ITIC circular: Sanctions against Russia - The upcoming oil price caps on 5 December 2022

ITIC circular: Sanctions against Russia - The upcoming oil price caps on 5 December 2022

Date: 2nd December 2022 

EU

On 6 October 2022, the EU further amended its Russian sanctions legislation to pave the way for its coming price cap on Russian oil and petroleum products. The most important changes for ITIC’s members in this eighth round of sanctions were to Council Regulation 833/2014, a consolidated version of which is available here.

The Total Import Ban

The EU’s amendments to the Regulation have not changed the upcoming total ban on the purchase, import or transfer into the EU of crude oil and petroleum products originating or exported from Russia. The ban on crude oil imports will be effective from 5 December 2022. The ban on petroleum products imports will be effective from 5 February 2023. The brokerage and insurance of such imports will be banned from the same dates.

Members should carefully note these deadlines and ensure they are not involved in any transport to which these provisions apply, otherwise Members will likely be in breach of sanctions.

The amendments to the Regulation have clarified that EU insurers are permitted to pay claims after those deadlines if both the transport and the insurance coverage were sanctions compliant and had ceased by the relevant date. Of course, this is not a guarantee of ITIC cover in each individual case, which will turn on its facts.

The amendments to the Regulation confirm that it will continue to be permitted to transport crude oil and petroleum products that originate in a third country and are only being loaded in, departing from or transiting through Russia, provided that both the origin and the owner of those goods are non-Russian.

The Price Cap

The coming EU price caps will apply to the transport to third countries of crude oil and petroleum products that either originate in Russia or are exported from Russia. All such transport, as well as management, agency, and brokerage services in respect of such transport, will be prohibited unless the purchase price per barrel of the cargo is within the price cap. The crude oil price cap will apply from 5 December 2022 and the petroleum products price cap will apply from 5 February 2023.

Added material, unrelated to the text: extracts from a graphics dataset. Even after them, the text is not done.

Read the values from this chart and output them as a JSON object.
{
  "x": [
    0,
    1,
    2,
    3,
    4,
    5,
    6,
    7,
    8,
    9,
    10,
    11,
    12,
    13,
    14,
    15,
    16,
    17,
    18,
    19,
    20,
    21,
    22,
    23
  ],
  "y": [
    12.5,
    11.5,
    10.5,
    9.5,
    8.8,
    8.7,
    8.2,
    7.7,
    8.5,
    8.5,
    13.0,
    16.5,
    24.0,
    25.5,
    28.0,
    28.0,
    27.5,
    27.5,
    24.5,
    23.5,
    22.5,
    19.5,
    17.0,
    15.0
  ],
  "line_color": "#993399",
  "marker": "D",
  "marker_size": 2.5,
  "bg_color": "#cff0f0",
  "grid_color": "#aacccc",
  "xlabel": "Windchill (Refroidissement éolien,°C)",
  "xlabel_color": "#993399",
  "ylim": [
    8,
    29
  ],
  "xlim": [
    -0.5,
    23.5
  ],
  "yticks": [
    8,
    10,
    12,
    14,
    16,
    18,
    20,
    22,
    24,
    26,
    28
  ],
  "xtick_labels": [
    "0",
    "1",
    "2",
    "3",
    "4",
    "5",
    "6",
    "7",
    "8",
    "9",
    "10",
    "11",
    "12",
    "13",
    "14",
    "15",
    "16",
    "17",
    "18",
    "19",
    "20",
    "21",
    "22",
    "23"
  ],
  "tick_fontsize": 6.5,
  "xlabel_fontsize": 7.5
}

The levels of the price caps are yet to be announced and look set to vary from time to time (at the time of writing, discussions of an EU price cap of US$ 60 a barrel for Russian crude oil were being reported). Once the first price caps are announced, each time they are varied, a grace period of 90 days are meant to apply to transports that (a) are based on a contract concluded before the latest price cap change, and (b) were within the price cap applicable at the time the relevant contract was made.

UK

Similar legislation has been introduced by the UK, providing for the issuing and use of a “General Licence” in order to benefit from the price cap exception, and bringing forward the date of the UK’s oil import ban from the end of December to 5 December 2022 (see the UK Government press release here).

US

The Treasury Department has similarly issued guidance on 22 November 2022 about its policies on the transport of Russian oil and implementation of a price cap in early December.

These can be found here: Guidance on Implementation of the Price Cap Policy for Crude Oil of Russian Federation Origin; Publication of Russia-related Determination; Issuance of Russia-related General Licenses | U.S. Department of the Treasury

If ITIC members become aware, or have concerns, that their clients and/or parties in a transaction have become a sanctioned entity, or are concerned as to whether the sanctions regimes apply to any of their transactions, they should contact specialist sanctions lawyers as soon as possible. There is a dedicated Russia-Ukraine conflict page on the ITIC website, where you can find further circulars and podcasts on the topic.

Please note that the sanctions landscape changes continually. This guidance is based on the sanctions in force at the date of publishing only. It identifies only some of the key prohibitions and does not constitute legal advice. It is provided for general information purposes only and should not be understood as guidance on any particular claim or trade, or an assurance that ITIC will cover any particular claim.  Whilst we have taken reasonable care to ensure the information in this circular is correct on the date of publication, it is provided without any guarantee or warranty as to its accuracy.